Chooser Option refers to a path dependent option that can be bought by paying up-front premium. Terminal Value of this Chooser Option depends on the path of the underlier for the whole life of the option. Chooser Option refers to an option, which can be purchased by paying up-front premium.
This Chooser Option is a path dependent option. This means, that, the terminal value of Chooser Option depends on the value of the underlier. This dependence remains present at all prior points of time. So, in this way, over the life of the option, the terminal value of Chooser Option depends on the path of the underlier.
In case of Chooser Option, the person can choose the derivative as a vanilla put option or call option. But, the person is required to make the choice in a fixed period of time. It is very obvious that, the chooser feature of the Chooser Option, increasingly gains value with longer choice period.
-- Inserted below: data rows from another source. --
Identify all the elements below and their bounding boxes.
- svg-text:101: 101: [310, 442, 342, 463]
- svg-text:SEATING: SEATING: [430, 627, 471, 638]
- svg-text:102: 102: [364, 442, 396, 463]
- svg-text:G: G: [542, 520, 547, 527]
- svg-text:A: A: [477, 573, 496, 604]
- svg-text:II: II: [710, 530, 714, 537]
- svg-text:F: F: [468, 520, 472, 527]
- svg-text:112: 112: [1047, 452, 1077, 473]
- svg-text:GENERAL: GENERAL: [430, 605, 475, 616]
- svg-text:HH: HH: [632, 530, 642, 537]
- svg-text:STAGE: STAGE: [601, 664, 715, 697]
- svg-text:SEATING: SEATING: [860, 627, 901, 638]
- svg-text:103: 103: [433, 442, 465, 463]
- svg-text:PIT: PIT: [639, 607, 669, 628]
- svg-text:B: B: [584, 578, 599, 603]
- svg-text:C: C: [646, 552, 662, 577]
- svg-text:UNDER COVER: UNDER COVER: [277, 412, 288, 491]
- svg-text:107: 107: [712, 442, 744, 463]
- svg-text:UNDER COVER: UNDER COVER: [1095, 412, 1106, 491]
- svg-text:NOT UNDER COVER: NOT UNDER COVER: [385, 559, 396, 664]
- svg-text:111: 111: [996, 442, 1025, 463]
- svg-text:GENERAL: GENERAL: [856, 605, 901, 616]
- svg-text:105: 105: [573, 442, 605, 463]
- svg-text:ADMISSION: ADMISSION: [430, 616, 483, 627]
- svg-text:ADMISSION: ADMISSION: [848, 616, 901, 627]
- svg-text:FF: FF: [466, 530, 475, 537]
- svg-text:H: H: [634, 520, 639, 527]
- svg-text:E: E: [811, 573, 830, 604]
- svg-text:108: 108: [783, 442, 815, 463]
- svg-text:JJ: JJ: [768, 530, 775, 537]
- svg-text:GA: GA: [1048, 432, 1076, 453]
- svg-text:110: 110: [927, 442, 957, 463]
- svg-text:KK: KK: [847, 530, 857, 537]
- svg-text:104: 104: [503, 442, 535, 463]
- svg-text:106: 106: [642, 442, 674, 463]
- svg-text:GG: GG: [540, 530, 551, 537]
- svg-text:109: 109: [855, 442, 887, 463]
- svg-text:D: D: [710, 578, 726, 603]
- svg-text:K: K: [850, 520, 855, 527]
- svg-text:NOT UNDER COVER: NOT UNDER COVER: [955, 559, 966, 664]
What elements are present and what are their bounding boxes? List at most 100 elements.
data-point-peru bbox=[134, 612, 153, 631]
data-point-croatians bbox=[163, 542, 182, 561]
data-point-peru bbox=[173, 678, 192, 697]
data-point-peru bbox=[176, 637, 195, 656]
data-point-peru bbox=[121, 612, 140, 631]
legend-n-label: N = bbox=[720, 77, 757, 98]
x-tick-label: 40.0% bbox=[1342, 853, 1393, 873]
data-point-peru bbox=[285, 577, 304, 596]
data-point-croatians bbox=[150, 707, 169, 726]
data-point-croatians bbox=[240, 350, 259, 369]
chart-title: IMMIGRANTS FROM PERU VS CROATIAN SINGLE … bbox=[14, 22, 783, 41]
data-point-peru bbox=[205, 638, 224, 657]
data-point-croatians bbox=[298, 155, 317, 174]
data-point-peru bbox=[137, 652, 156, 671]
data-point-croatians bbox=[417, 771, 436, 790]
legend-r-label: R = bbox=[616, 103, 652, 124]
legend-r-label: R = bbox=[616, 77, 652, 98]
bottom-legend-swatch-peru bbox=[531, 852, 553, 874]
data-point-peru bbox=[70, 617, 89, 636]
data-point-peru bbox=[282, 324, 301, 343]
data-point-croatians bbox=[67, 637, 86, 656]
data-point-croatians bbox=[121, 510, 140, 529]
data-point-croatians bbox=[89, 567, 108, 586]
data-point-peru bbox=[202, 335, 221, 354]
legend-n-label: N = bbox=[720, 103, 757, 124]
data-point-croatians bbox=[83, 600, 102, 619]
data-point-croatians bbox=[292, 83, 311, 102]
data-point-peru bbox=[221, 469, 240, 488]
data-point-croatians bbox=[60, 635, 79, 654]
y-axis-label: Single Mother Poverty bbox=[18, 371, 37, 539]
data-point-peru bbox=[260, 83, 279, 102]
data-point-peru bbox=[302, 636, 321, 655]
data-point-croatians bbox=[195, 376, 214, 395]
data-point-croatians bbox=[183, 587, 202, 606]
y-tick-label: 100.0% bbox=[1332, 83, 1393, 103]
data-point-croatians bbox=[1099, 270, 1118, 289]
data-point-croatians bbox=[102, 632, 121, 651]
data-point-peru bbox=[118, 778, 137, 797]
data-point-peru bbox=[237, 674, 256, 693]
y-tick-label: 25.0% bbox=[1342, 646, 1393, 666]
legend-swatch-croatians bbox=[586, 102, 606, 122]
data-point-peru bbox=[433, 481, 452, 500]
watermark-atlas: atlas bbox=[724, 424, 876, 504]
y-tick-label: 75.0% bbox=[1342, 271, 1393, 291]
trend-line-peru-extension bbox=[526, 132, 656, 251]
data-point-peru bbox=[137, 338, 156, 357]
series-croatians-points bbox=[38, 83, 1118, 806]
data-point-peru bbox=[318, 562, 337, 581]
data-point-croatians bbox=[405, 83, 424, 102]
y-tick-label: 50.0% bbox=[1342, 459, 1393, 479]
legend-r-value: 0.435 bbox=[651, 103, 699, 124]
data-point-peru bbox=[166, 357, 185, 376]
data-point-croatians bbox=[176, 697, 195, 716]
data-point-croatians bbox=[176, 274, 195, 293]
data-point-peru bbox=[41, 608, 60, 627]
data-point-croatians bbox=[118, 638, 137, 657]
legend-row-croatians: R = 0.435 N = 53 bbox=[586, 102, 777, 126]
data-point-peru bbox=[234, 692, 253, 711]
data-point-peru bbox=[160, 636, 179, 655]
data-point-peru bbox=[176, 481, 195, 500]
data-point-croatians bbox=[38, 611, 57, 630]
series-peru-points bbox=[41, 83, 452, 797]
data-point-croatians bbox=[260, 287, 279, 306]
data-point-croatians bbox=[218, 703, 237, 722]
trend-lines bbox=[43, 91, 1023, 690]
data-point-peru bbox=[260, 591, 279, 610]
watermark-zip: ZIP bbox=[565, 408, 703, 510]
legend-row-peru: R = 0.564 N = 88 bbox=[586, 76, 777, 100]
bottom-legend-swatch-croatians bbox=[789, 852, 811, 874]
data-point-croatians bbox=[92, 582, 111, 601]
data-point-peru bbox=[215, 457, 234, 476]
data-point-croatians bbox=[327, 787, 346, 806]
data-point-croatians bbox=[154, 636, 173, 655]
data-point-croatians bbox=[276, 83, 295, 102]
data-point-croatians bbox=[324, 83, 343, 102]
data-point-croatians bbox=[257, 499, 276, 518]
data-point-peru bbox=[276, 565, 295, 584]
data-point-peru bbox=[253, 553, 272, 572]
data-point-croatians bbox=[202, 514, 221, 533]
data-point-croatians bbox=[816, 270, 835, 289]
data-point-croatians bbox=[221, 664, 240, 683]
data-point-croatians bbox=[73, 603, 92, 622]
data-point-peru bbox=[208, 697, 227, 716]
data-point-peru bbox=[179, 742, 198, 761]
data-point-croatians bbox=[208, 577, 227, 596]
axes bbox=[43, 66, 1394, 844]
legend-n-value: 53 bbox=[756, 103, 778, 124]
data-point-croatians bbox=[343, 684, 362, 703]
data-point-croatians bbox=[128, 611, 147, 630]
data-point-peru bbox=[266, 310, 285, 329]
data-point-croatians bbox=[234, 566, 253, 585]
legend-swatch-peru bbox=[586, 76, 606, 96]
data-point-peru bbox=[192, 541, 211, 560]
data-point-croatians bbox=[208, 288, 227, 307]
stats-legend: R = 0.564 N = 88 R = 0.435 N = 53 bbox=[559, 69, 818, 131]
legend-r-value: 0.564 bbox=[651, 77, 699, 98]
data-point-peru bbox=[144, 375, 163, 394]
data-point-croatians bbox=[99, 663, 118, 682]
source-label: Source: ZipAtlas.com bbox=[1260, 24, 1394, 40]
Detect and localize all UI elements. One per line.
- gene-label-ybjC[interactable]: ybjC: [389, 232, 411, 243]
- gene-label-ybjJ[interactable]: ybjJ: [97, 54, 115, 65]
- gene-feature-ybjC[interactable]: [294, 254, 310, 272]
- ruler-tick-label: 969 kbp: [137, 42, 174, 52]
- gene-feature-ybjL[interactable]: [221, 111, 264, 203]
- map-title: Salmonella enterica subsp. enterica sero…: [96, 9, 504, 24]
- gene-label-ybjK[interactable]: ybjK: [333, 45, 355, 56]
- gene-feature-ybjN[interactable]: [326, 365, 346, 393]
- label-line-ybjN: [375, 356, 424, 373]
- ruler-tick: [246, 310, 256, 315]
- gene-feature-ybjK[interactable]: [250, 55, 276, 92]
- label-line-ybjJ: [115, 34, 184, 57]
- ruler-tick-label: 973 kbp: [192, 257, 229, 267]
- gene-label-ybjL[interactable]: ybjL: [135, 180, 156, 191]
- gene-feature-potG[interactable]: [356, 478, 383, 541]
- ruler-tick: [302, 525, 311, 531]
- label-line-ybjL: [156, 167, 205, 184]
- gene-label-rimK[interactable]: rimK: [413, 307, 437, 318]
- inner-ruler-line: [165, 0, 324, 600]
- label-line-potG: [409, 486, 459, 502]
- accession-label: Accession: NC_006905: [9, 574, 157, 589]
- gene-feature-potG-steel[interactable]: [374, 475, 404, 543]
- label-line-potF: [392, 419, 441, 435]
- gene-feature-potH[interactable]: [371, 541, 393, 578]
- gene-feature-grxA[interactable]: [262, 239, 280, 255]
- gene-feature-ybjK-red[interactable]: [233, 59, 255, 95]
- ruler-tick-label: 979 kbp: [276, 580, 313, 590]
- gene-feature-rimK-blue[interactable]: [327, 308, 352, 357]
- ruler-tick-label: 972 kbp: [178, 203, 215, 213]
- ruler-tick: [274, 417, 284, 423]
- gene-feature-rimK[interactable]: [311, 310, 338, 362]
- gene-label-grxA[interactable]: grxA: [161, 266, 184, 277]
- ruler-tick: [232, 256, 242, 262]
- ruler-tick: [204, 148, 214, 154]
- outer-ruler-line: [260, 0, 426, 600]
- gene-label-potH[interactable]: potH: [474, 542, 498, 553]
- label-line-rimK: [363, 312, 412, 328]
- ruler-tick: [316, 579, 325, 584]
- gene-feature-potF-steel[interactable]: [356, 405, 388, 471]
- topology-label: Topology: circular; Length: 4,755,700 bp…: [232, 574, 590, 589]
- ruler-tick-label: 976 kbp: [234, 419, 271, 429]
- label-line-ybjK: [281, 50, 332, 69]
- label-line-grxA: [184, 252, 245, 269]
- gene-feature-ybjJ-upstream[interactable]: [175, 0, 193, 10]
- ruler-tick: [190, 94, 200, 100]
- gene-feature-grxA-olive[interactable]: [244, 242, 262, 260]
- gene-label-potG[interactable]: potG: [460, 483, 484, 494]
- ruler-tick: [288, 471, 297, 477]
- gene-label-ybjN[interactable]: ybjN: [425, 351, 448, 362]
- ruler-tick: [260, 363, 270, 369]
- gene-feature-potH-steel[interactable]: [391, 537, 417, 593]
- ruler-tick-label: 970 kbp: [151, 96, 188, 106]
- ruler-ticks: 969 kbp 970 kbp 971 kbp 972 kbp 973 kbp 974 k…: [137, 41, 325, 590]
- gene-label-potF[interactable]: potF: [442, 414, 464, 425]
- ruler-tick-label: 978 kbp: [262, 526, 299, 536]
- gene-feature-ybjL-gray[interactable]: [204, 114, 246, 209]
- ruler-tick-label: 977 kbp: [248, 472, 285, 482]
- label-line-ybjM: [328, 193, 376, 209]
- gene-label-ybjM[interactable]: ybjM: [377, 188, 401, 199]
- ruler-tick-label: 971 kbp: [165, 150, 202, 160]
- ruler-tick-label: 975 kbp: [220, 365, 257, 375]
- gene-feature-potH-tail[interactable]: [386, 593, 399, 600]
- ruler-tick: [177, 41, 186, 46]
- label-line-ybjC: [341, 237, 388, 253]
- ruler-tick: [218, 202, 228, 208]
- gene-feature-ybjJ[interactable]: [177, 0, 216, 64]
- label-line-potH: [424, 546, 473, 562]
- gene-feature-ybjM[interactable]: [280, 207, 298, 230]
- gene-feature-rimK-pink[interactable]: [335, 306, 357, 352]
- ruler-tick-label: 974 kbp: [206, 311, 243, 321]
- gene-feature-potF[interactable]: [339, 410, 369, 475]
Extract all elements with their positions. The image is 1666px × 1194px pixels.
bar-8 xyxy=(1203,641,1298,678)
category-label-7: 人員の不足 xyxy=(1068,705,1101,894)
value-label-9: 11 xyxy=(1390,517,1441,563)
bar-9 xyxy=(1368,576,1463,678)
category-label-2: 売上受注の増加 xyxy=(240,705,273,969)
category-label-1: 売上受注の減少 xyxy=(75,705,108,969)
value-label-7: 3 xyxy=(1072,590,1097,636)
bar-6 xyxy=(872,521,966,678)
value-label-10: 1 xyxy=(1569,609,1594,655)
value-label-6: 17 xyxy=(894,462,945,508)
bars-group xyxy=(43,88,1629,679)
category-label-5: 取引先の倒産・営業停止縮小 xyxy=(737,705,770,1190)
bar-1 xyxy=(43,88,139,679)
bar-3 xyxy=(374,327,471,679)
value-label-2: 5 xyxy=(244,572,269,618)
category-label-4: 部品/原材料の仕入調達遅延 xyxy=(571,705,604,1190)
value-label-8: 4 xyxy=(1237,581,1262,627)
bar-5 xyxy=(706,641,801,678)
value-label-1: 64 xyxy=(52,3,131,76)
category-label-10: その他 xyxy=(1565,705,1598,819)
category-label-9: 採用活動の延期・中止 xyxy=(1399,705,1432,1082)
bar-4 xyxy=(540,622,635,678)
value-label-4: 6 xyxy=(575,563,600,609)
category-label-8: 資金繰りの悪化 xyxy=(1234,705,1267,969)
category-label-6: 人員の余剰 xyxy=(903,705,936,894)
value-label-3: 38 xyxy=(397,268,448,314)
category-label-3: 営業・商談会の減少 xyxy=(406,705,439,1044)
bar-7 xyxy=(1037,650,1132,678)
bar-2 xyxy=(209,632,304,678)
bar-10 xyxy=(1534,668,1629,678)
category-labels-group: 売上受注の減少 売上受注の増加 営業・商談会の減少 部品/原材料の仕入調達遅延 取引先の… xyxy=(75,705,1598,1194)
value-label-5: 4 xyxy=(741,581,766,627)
In Chooser Option, whatever is the alternative chosen by the person, call or put, each of them are generally associated with a single expiration date. In the similar way, both the alternatives usually carry a single strike price.
By strike price of a call option, we mean the contractual price at which the underlier will be bought, in the event of option exercise.
Strike price of a put option refers to the contractual price at which the underlier will be sold, in the event, when the option is exercised.
According to Rubenstein, there are some Chooser Options, which offer call or put option with different expiration dates and different strike prices.